2)) $|Q\cap V_i|=1$ for each $i$. Pick any distinct numbers $v_0\in V_0\setminus Q$ and $v_1, u_1\in V_1\setminus Q$. There exist  unique numbers $v_2, u_2\in V_2$ such that $v_0+v_1+v_2=0\pmod 4$ and $v_0+u_1+u_2=0\pmod 4$. Since $v_1\ne u_1\pmod 4$, $v_2\ne u_2$. Therefore the following cases are possible.
2.1)) $v_2\not\in Q$. Then $\{v_0, v_1, v_2\}$ is an edge of $H$ disjoint from $Q$.
2.2)) $u_2\not\in Q$. Then $\{v_0, u_1, u_2\}$ is an edge of $H$ disjoint from $Q$.
A: Thinking about Alex Ravsky's example reminded me of a construction I saw here arxiv.org/abs/1902.05055 (top of page 18) which was used in a related, but different context. I just checked that their construction with r=s=3 also provides a negative answer to my question.
By modifying a different construction from arxiv.org/abs/1902.05055 (page 16), I was able to come up with an example which answers my question negatively and I think is considerably easier to verify.  So I will share that here.

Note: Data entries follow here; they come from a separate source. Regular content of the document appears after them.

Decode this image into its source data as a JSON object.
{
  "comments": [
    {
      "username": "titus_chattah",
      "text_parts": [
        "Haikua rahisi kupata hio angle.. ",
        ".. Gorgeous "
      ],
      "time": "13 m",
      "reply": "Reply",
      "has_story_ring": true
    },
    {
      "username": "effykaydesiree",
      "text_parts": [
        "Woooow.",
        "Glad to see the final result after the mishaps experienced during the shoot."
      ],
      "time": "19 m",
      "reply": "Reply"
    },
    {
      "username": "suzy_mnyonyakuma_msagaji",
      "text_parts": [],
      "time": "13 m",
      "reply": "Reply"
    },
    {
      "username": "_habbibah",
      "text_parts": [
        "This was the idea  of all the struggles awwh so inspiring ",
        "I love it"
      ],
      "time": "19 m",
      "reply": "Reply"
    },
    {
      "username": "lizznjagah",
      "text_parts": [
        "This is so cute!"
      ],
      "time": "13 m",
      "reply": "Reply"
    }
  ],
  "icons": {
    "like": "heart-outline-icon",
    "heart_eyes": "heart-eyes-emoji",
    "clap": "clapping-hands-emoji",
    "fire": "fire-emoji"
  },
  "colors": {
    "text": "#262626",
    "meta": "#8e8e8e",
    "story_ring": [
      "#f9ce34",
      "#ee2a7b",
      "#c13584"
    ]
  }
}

Let $H=(X\cup Y\cup Z,E)$ where $X=\{x_0, x_1, x_{00}, x_{01}, x_{10}, x_{11}\}$, $Y=\{y_0, y_1, y_{00}, y_{01}, y_{10}, y_{11}\}$, $Z=\{z_0, z_1, z_{00}, z_{01}, z_{10}, z_{11}\}$ and let $E=\{x_iy_jz_k: i,j,k\in \{0,1\}\}\cup \{x_iy_jz_{ij}: i,j\in \{0,1\}\}\cup \{x_iz_jy_{ij}: i,j\in \{0,1\}\}\cup \{y_iz_jx_{ij}: i,j\in \{0,1\}\}$
Note that every edge contains at least two vertices from $\{x_0, x_1, y_0, y_1, z_0, z_1\}$ and this makes it easy to check that for every matching $M$ (the largest of which has size 3) there is one edge from $\{x_iy_jz_k: i,j,k\in \{0,1\}\}$ which intersects all the edges in $M$; i.e. $\mathrm{mw}(H)=1$.  Also it is easy to see $\tau(H)=4$.